Metropolitan Water District votes to participate in Big Ag-backed voluntary agreements in California

The Mokelumne River in the Delta below B&W Resort. Photo by Dan Bacher. |


By Dan Bacher | 

Los Angeles, CA - On May 9, the board of the Metropolitan Water District (MWD), the largest water wholesaler in Southern California, voted to participate in what environmental justice and fish advocates describe as the “environmentally destructive” Voluntary Agreements (VA’s) currently being promoted by agribusiness and the Newsom Administration.

“These agreements are a work around to regulations that would prevent water agencies from diverting more water from the already strained San Francisco Bay-Delta,” according to a statement from the Sierra Club. “The vote was nearly unanimous and followed multiple heated discussions between board members and a biased panel conversation which included 3 pro-VA viewpoints and only one dissenting viewpoint.”

“The VA’s are an alternative process to the update of the Bay Delta Water Quality Control Plan, and are led by a group of special interests that have been negotiating in confidential meetings, without community engagement or transparency. They will ultimately cost the state millions and will not include adequate protections for survival of native fish or the protection of community health. Like the Delta tunnel and Sites Reservoir, the VA’s will take more water from the already strained region of the Bay Delta. 5 million acre feet more water than the ecosystem can handle is already taken out each year,” the group stated.

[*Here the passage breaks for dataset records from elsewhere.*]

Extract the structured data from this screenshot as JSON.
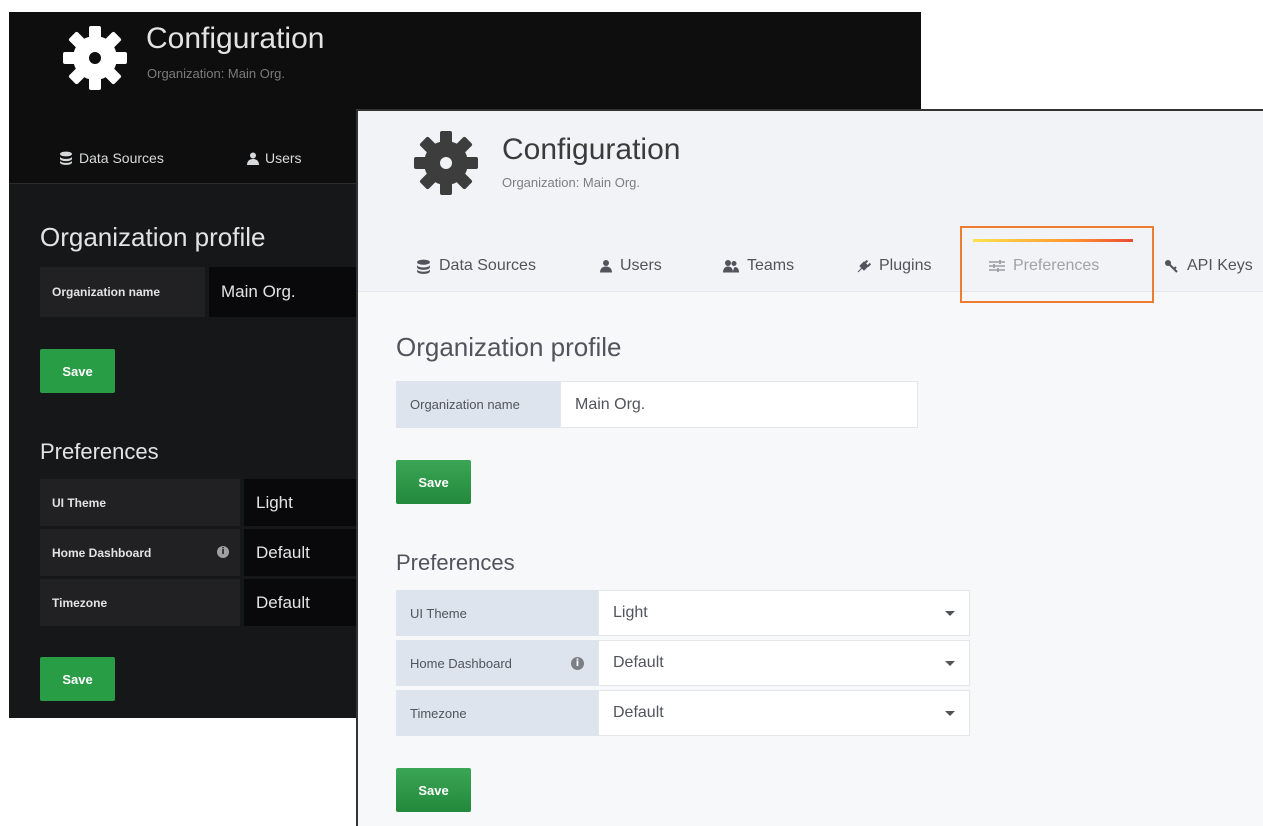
{
  "dark_window": {
    "title": "Configuration",
    "subtitle": "Organization: Main Org.",
    "tabs": [
      {
        "label": "Data Sources",
        "icon": "database-icon"
      },
      {
        "label": "Users",
        "icon": "user-icon"
      }
    ],
    "org_profile_heading": "Organization profile",
    "org_name_label": "Organization name",
    "org_name_value": "Main Org.",
    "save_label": "Save",
    "preferences_heading": "Preferences",
    "prefs": [
      {
        "label": "UI Theme",
        "value": "Light"
      },
      {
        "label": "Home Dashboard",
        "value": "Default"
      },
      {
        "label": "Timezone",
        "value": "Default"
      }
    ],
    "save2_label": "Save"
  },
  "light_window": {
    "title": "Configuration",
    "subtitle": "Organization: Main Org.",
    "tabs": [
      {
        "label": "Data Sources",
        "icon": "database-icon"
      },
      {
        "label": "Users",
        "icon": "user-icon"
      },
      {
        "label": "Teams",
        "icon": "users-icon"
      },
      {
        "label": "Plugins",
        "icon": "plug-icon"
      },
      {
        "label": "Preferences",
        "icon": "sliders-icon",
        "active": true
      },
      {
        "label": "API Keys",
        "icon": "key-icon"
      }
    ],
    "org_profile_heading": "Organization profile",
    "org_name_label": "Organization name",
    "org_name_value": "Main Org.",
    "save_label": "Save",
    "preferences_heading": "Preferences",
    "prefs": [
      {
        "label": "UI Theme",
        "value": "Light"
      },
      {
        "label": "Home Dashboard",
        "value": "Default"
      },
      {
        "label": "Timezone",
        "value": "Default"
      }
    ],
    "save2_label": "Save"
  },
  "colors": {
    "accent_green": "#299c46",
    "highlight_orange": "#ed7d31",
    "dark_bg": "#161719",
    "light_bg": "#f7f8fa"
  }
}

Sierra Club California and environmental justice groups have steadfastly opposed the VA’s by building public awareness of the environmentally harmful aspects of the agreements.

“Tribes, environmentalists, and environmental justice communities have been consistently excluded from the negotiations. Last week, three years after initial conversations and after the State and water agencies had already finalized the essential terms for the VAs, they invited some groups to participate in the implementation process. Restore the Delta turned down their invitation and NRDC pledged that they would turn down any future invitations because the terms are beyond negotiation,” the group noted.

The Club said the vote was “especially disappointing” in that many board members from the Los Angeles’ delegation spoke out against the VA’s, yet they still voted in support.

In response to the vote, Caty Wagner, Sierra Club California SoCal Water Organizer, issued the following statement:

“I am deeply disappointed in the MWD board’s vote, which is entirely politically motivated. The science is clear: the VA’s, much like the Sites Reservoir and Delta tunnel projects, are not sustainable, especially with the worsening effects of climate change. The South Coast of California has the potential to save 1 million acre feet of water - the biggest savings in the state - through proven conservation and efficiency methods. Rate- and taxpayer investments should not be prioritized to fund imported water projects like the VA’s that will leave our grandchildren with debt and no water.”

At the same time as voluntary water conservation has failed so far in California, the Governor has been moving forward with the Big Ag-backed voluntary water agreements, the Delta Tunnel and the construction of Sites Reservoir. These projects will only worsen the ecological collapse in the San Francisco Bay-Delta Estuary and hasten the extinction of endangered Sacramento River spring and winter-run chinook salmon, Central Valley steelhead, Delta and longfin smelt and green sturgeon.

Newsom’s support of these projects is no surprise, since Stewart and Lynda Resnick, billionaire agribusiness tycoons and major promoters of the Delta Tunnel and increased water pumping from the Sacramento-San Joaquin River Delta, have donated a total of $366,800 to Governor Gavin Newsom since 2018, including $250,000 to the campaign to fight the Governor’s recall.

Newsom received a total of $755,198 in donations from agribusiness in the 2018 election cycle, based on the data from That figure includes a combined $116,800 from Stewart and Lynda Resnick and $58,400 from E.J. Gallo, combined with $579,998 in the agriculture donations category.